Visual Computing in Connectomics

Talk
Hanspeter Pfister
Harvard School of Engineering and Applied Sciences
Time: 
04.04.2014 15:00 to 16:00
Location: 

AVW 2120

Our modern ability to acquire and generate huge amounts of data can potentially enable rapid progress in science and engineering, but we may not live up that promise if our ability to create data outstrips our ability to make sense of that data. Visual computing tools are essential to gain insights into data by combining computational and statistical analysis with the power of the human perceptual and cognitive system and enabling data exploration through interactive visualizations.

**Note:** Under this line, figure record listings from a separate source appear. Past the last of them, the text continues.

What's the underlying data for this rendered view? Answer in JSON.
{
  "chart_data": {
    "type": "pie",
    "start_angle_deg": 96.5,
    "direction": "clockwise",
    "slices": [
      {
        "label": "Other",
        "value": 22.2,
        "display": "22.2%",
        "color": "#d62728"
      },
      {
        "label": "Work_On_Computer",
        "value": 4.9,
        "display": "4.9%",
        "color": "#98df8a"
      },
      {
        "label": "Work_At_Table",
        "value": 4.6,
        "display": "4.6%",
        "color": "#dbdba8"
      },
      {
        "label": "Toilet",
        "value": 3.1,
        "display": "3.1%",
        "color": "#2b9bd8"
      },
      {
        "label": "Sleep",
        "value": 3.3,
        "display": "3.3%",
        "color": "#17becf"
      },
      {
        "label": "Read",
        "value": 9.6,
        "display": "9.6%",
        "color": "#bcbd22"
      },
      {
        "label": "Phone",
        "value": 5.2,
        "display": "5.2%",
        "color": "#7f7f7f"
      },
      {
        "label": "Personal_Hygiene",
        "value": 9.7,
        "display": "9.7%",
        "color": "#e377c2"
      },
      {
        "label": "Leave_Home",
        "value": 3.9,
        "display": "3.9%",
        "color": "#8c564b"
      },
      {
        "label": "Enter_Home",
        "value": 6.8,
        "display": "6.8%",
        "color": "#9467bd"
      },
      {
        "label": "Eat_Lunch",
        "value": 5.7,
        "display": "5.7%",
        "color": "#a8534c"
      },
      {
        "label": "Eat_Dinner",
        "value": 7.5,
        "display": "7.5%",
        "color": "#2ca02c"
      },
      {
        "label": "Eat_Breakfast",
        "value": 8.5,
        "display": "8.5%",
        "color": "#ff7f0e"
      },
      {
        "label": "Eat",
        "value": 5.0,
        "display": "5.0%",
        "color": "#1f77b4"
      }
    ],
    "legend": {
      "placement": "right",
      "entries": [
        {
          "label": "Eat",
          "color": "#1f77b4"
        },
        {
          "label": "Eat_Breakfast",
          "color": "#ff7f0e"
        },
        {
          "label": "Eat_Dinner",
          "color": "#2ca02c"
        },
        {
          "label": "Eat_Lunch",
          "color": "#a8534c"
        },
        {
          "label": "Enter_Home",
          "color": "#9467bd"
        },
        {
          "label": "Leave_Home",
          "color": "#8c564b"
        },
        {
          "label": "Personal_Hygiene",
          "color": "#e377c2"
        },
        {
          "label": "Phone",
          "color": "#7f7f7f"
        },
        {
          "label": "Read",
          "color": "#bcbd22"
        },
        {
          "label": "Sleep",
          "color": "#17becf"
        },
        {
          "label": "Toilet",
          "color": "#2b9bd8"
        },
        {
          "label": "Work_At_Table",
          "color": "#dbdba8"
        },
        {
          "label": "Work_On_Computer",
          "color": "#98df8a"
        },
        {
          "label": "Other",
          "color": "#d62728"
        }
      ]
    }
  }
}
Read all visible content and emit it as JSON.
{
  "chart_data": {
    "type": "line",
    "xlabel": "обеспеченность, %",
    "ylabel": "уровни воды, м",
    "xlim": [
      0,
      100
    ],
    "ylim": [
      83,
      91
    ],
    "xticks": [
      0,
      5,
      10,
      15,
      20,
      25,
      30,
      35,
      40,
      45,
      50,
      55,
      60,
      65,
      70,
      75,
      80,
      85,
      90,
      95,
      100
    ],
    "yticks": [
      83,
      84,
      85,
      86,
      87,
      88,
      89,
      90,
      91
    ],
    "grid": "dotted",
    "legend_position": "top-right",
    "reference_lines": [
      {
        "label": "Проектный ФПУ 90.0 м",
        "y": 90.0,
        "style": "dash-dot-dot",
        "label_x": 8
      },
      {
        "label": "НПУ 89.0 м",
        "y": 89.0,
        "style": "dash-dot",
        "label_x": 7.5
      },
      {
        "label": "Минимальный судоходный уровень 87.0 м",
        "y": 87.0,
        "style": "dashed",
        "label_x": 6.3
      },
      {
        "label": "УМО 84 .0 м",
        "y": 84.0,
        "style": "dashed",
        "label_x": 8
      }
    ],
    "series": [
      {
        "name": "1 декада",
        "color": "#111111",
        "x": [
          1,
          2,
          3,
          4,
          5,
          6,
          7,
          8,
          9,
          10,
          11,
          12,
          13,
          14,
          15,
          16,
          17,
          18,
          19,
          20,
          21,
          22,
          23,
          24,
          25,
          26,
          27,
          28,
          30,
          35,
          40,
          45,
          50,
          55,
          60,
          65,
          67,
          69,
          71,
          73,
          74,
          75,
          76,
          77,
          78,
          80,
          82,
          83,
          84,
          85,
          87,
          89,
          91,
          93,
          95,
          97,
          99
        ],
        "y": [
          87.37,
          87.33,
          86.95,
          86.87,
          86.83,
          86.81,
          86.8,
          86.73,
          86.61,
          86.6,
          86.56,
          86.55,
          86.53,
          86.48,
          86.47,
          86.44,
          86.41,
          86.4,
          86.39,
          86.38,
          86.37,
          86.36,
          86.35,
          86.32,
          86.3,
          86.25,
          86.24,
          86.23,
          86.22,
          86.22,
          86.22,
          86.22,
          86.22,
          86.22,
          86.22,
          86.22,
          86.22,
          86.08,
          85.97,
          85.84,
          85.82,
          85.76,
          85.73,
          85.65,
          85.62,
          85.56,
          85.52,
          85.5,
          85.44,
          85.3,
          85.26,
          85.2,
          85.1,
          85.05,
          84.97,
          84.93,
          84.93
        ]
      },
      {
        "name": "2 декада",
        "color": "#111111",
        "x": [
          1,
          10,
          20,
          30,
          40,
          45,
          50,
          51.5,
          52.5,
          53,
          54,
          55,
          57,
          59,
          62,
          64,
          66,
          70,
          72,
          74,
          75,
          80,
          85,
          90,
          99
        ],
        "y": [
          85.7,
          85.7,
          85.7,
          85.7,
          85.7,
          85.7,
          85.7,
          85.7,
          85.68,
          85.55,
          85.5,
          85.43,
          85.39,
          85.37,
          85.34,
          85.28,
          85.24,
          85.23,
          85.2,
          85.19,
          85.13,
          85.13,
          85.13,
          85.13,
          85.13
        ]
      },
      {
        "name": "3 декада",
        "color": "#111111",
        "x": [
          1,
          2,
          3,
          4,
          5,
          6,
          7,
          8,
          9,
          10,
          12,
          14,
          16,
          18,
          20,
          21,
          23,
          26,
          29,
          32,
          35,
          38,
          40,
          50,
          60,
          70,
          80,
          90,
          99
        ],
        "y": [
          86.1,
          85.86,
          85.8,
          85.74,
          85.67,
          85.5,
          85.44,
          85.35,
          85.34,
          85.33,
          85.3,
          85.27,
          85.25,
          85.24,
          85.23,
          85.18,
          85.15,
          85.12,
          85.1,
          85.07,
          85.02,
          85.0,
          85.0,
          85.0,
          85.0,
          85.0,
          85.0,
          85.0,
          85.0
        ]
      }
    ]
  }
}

In this talk I will present our work on visual computing in Connectomics, a new field in neuroscience that aims to apply biology and computer science to the grand challenge of determining the detailed neural circuitry of the brain. I will give an overview of the computational challenges and describe visual computing approaches that we developed to discover and analyze the brain's neural network. The key to our methods is to keep the user in the loop, either for providing input to our fully-automatic reconstruction methods, or for validation and corrections of the reconstructed neural structures. The main challenges we face are how to analyze petabytes of image data in an efficient and scalable way, how to automatically reconstruct very large and dense neural circuits from nanoscale-resolution electron micrographs, and how to analyze the brain's neural network once we have discovered it.